We emphasize that in order to achieve scalability, a simple distribution of the network and the computational tasks is not sufficient. In fact, large scale training requires a combination of algorithmic scalability and data and model parallelism. The multilevel decompositions are not only known to provide this algorithmic scalability, they also serve as a preconditioner for ill-conditioned datasets – respectively as a variance reduction method –, thereby increasing robustness and speed of the training process.

The two prospective PASC postdoctoral researchers in ExaTrain will collaborate tightly with the postdoctoral researcher and two PhD students employed on the recent SNF project ”ML2 — Multilevel and Domain Decomposition methods for Machine Learning”. While the researchers in ML2 will focus more on algorithmic and methodological aspects, the PASC-researcher will focus on the development of the software framework, on data management, and on communication aspects, focusing on an open and flexible framework for parallel training.

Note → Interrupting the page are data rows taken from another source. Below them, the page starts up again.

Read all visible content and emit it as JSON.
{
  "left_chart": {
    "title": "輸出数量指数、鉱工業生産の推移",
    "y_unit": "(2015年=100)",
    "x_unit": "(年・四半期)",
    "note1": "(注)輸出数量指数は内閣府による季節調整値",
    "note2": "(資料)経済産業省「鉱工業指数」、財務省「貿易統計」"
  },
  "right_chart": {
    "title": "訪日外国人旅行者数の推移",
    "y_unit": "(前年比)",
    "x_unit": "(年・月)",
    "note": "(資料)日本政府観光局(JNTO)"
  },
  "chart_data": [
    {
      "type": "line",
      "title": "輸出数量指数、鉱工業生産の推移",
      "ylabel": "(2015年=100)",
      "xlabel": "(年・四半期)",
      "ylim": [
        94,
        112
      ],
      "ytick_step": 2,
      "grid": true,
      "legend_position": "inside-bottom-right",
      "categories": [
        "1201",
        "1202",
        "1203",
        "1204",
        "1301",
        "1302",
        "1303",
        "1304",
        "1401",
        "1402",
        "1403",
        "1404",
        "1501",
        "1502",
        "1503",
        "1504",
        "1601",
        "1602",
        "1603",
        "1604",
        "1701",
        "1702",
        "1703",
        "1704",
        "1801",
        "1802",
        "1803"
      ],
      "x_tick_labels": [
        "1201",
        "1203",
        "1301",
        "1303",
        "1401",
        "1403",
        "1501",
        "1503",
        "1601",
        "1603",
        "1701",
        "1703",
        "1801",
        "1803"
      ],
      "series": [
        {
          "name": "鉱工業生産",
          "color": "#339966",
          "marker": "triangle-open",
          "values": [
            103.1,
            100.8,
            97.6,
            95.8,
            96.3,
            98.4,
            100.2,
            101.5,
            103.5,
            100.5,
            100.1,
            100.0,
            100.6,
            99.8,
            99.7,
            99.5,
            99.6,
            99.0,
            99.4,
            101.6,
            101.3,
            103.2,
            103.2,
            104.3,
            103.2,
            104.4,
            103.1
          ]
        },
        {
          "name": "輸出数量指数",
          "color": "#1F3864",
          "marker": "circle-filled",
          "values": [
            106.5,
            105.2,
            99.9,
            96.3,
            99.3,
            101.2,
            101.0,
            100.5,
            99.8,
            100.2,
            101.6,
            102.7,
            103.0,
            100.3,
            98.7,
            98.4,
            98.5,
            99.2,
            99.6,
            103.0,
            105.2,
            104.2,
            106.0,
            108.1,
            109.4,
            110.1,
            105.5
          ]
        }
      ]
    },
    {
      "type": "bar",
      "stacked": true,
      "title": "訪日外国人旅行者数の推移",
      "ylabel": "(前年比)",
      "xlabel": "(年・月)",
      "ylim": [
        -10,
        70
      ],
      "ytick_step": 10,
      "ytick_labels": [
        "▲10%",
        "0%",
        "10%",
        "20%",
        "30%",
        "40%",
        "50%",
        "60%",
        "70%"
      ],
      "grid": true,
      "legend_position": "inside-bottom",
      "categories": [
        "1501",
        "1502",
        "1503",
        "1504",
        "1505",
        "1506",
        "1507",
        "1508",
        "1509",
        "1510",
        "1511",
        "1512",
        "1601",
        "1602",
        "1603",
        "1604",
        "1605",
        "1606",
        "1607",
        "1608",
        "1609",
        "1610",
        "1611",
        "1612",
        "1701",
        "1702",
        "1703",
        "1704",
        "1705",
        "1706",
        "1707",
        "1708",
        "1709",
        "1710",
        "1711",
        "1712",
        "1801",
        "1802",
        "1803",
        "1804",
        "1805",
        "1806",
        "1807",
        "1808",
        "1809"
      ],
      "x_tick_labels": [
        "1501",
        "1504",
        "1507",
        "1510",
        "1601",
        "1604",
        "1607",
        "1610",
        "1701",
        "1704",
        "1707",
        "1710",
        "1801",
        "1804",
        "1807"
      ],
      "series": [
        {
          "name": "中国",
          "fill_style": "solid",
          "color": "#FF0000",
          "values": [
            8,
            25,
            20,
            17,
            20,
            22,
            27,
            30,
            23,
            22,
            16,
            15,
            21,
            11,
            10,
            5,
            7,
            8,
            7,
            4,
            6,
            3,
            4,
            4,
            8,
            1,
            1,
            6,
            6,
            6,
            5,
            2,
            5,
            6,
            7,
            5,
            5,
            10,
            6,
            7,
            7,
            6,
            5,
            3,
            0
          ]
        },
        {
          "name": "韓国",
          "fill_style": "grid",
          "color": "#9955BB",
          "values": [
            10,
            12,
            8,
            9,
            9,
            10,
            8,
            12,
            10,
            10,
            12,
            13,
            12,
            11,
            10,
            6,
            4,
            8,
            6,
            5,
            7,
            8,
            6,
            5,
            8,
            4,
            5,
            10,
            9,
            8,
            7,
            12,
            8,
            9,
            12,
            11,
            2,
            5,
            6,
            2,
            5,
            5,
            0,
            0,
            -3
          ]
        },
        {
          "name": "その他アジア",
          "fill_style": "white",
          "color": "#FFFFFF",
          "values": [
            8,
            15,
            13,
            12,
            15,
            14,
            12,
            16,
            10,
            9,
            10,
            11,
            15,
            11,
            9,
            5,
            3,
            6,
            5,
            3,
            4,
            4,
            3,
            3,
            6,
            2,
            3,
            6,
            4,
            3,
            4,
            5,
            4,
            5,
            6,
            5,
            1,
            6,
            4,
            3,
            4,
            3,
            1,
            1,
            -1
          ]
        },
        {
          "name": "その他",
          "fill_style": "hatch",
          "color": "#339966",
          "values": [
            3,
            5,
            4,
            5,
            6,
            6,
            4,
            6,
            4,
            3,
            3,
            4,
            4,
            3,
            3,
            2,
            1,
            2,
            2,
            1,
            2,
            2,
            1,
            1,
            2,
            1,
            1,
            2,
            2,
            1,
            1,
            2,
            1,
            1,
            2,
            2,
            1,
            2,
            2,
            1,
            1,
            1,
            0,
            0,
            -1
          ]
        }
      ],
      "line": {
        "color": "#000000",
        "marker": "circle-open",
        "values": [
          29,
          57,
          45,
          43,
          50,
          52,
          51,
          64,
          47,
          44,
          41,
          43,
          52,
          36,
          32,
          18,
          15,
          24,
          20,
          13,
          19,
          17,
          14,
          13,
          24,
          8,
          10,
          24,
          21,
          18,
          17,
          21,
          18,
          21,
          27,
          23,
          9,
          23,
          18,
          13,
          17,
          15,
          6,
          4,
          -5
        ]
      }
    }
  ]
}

On the software side, we will use the publicly available library Utopia, which is developed by the applicants at ICS in Lugano together with CSCS. Furthermore, ExaTrain will profit from a cooperation with the authors of the XBraid package. The modular structure of Utopia will serve as basis for implementing general decomposition approaches in data as well as in the model space. In particular for the latter, currently no libraries are available, which would allow for massive parallelism and for harnessing the accumulated power of future GPU-based supercomputers for training.

In ExaTrain, we will use a python extended version of Utopia, i.e., UtoPya, as an interface for existing frameworks such as PyTorch, thereby combining the efficiency and functionality of established AI tools with the new abstract DD functionality into our new ExaTrainframework. We will follow a similar approach as implemented in DeepSpeed: The model is defined as in PyTorch, and possible additional decomposition parameters are added to the definition. Then, UtoPya is called, which acts as a DD interface for PyTorch and passes eventual model parameters to the PyTorch instances.

A central part of ExaTrain will be a tight cooperation with the Department of Radiology of the EOC at the cantonal hospital of Ticino. As a challenging use case for our choice of parallel training methods, we will test and improve our methods and implementation on radiological datasets of fractured bones. Additionally, standard datasets will be used for testing and validation.

The ExaTrain framework will be open for user defined or individually adapted strategies and will be made available to the community.